A Start-Up Born at CITP

As is probably the case with many start-ups, Gloobe was born late at night. Early in 2013, on the night of a snowstorm in Princeton, I presented at the student-led Code at Night hackathon an idea for a web site that organized civic information onto online maps of local communities. With experience as a former elected representative of a relatively small community within Washington, DC, I understood the value of easing the availability of information about voting, upcoming community meetings, and regulatory agency actions, but lacked the coding skills to bring the project to life. Jian Min Sim, a student from Oxford who was spending his senior year at Princeton as part of an exchange program, heard about my presentation from a friend and when we got together, pulled out his laptop and said, “I have already built something very similar.” After winning a contest sponsored by the ITU, Jian had built a mapping website designed to provide a platform for NGO employees and others who travel frequently to share information about places that lacked detailed on-line limited maps. A partnership formed.

Over the course of the year, we have talked repeatedly about different ways of using technology to reach different groups of people – young people, people working for the government, in education, or at large corporations – who are looking to share knowledge more effectively. Through all of these conversations, we have sought to figure out what we think is important – a preference for wireless solutions, a simple platform, providing real-time access to information about what’s happening in local communities. Do we think our mission is best served as a for-profit or non-profit entity?

Early this summer, we had a productive meeting with Tigerlabs in Princeton discussing whether our civic information-mapping site was a good fit for their incubator program. Ultimately, it was not. However, we had a great conversation about the market for investments in start-ups in the local and hyper-local space: It has proven to be one of the most difficult for entrepreneurs to crack. Groupon, for example, had a great run of success, but has struggled to maintain that momentum.

Informed by our conversation with Tigerlabs and in light of our desire to make a product that will appeal to both people who don’t realize just yet how engaged they are in their local communities and community activists, we are developing a mobile app that will allow people to make more efficient use of the commercial and public spaces in their communities.

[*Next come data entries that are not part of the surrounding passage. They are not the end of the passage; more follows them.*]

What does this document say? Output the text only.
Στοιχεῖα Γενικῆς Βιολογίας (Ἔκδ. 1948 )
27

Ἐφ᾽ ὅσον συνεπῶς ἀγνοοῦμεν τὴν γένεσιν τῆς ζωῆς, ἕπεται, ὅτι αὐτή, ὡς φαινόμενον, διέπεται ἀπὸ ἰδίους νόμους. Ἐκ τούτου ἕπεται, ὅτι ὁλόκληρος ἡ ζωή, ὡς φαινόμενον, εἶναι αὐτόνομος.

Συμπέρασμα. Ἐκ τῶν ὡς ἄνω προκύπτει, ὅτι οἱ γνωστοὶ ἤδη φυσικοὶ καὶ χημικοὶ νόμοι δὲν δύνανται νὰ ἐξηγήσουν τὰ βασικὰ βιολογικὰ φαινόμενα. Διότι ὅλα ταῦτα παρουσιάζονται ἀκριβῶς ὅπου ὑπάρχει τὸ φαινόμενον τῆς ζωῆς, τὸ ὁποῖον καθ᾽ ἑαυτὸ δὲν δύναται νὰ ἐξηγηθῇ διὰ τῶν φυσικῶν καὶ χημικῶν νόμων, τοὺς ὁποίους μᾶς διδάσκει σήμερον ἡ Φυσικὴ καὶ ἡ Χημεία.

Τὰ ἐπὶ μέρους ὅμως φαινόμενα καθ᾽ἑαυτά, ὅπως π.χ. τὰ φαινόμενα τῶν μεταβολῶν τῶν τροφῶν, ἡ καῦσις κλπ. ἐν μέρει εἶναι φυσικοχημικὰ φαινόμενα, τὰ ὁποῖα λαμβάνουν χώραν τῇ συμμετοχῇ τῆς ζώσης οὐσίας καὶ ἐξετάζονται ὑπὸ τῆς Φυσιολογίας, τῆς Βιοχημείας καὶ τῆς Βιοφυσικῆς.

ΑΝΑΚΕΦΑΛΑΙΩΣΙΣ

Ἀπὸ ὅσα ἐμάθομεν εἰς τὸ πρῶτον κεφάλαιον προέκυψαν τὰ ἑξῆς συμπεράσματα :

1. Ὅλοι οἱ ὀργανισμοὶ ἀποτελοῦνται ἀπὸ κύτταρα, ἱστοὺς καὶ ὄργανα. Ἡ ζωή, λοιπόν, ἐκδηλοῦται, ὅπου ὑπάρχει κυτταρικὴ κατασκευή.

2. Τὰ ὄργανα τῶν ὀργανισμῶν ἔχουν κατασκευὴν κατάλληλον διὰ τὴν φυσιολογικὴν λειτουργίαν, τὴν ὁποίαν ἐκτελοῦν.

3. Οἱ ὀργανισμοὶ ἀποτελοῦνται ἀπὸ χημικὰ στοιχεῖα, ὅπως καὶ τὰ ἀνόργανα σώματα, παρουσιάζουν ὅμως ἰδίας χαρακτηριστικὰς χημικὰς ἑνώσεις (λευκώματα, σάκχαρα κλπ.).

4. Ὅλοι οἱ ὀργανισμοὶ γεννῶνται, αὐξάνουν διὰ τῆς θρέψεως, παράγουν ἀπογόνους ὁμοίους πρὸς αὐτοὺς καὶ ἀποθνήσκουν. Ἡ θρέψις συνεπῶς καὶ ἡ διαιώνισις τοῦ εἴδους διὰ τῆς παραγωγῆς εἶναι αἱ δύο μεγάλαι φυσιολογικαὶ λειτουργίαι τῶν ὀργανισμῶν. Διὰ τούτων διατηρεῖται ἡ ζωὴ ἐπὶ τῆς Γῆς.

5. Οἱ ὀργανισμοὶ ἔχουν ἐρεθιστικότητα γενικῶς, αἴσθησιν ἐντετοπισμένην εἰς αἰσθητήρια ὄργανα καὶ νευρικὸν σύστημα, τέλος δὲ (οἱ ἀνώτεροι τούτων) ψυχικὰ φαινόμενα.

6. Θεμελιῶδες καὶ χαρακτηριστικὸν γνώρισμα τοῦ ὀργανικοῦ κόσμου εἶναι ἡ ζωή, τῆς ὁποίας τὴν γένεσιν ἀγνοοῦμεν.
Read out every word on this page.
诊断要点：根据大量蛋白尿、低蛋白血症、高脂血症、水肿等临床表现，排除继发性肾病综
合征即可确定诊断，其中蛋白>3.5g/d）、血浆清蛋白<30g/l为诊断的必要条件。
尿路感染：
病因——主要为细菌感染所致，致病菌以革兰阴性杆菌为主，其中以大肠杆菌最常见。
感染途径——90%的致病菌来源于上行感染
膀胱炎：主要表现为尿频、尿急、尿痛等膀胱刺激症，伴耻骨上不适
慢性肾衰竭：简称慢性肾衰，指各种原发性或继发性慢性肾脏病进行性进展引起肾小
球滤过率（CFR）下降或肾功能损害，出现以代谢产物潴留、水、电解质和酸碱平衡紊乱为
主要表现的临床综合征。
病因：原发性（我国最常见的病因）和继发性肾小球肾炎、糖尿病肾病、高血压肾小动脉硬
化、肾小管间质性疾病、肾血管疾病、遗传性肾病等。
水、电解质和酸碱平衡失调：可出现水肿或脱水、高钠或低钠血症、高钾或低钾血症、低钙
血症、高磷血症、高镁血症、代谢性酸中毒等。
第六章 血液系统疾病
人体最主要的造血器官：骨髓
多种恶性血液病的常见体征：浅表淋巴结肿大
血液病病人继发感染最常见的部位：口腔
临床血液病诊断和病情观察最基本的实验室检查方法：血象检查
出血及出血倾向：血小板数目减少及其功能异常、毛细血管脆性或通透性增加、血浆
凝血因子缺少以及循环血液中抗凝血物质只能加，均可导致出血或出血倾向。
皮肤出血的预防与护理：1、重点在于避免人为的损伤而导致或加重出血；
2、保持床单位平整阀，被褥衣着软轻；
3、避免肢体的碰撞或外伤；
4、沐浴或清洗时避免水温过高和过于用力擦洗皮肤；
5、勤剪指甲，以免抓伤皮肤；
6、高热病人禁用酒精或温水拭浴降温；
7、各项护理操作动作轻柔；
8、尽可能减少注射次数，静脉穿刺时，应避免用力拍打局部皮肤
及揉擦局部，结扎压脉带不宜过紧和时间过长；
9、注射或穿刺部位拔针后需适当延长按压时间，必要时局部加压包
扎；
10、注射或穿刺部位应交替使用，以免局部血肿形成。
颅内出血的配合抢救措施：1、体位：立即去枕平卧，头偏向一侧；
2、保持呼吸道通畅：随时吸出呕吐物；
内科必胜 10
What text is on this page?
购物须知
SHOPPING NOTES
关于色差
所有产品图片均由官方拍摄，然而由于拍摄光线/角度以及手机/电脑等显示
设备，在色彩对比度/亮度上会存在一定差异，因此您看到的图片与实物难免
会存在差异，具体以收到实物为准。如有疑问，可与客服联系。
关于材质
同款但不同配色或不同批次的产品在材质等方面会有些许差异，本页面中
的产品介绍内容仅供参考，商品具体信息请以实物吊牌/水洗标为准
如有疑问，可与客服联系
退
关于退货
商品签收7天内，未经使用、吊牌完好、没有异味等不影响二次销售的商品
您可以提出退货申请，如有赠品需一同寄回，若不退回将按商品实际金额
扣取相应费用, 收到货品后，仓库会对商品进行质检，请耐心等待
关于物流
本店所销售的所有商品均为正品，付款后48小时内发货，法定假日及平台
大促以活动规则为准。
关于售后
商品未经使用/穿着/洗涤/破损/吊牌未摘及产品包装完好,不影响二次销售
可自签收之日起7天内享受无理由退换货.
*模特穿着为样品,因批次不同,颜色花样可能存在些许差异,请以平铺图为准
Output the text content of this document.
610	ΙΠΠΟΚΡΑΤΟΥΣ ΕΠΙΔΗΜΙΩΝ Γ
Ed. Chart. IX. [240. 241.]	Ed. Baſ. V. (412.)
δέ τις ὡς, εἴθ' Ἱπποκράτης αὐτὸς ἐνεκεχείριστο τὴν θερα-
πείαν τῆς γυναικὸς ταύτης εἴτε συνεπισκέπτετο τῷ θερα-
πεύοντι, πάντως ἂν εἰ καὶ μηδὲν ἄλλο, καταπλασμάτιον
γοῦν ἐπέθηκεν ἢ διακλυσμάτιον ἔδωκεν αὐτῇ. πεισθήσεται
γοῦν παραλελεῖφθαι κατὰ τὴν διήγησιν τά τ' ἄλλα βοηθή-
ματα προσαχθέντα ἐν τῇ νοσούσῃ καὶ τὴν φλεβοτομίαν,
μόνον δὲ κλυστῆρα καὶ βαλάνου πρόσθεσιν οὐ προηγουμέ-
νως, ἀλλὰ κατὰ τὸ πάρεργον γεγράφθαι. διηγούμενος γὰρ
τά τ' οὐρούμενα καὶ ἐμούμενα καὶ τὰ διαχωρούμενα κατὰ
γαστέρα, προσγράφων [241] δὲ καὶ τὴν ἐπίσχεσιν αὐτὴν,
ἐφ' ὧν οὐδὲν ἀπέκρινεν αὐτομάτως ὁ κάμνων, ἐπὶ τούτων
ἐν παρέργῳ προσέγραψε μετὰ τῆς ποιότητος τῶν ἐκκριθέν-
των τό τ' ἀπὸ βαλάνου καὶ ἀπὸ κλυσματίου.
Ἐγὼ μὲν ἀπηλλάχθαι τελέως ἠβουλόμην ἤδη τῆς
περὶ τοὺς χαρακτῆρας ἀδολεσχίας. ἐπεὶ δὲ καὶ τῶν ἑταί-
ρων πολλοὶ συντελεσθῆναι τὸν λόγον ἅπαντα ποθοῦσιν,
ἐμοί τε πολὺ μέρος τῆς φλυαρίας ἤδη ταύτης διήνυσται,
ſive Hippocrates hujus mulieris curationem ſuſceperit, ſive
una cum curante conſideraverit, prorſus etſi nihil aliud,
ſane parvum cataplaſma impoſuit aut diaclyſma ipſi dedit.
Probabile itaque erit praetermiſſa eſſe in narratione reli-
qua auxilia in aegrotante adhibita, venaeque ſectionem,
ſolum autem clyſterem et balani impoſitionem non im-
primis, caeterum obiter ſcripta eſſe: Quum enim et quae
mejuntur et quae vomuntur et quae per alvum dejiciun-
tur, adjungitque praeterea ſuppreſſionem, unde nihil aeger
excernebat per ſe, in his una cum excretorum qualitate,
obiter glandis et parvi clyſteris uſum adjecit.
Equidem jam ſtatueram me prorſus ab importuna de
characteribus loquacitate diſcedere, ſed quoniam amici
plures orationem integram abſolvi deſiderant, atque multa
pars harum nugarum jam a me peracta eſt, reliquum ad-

We attended the MobileBeat 2013 conference in San Francisco in July and had some great preliminary meetings with IBM, SingTel – a Singaporean telecommunications company with over 400 million mobile customers – and others. We are still working to improve the app and plan an initial a test phase in Singapore when it’s app store ready. We will move forward thinking about how to help people connect and share knowledge to make their lives and local communities better. It’s going to be smart citizens that make smart cities.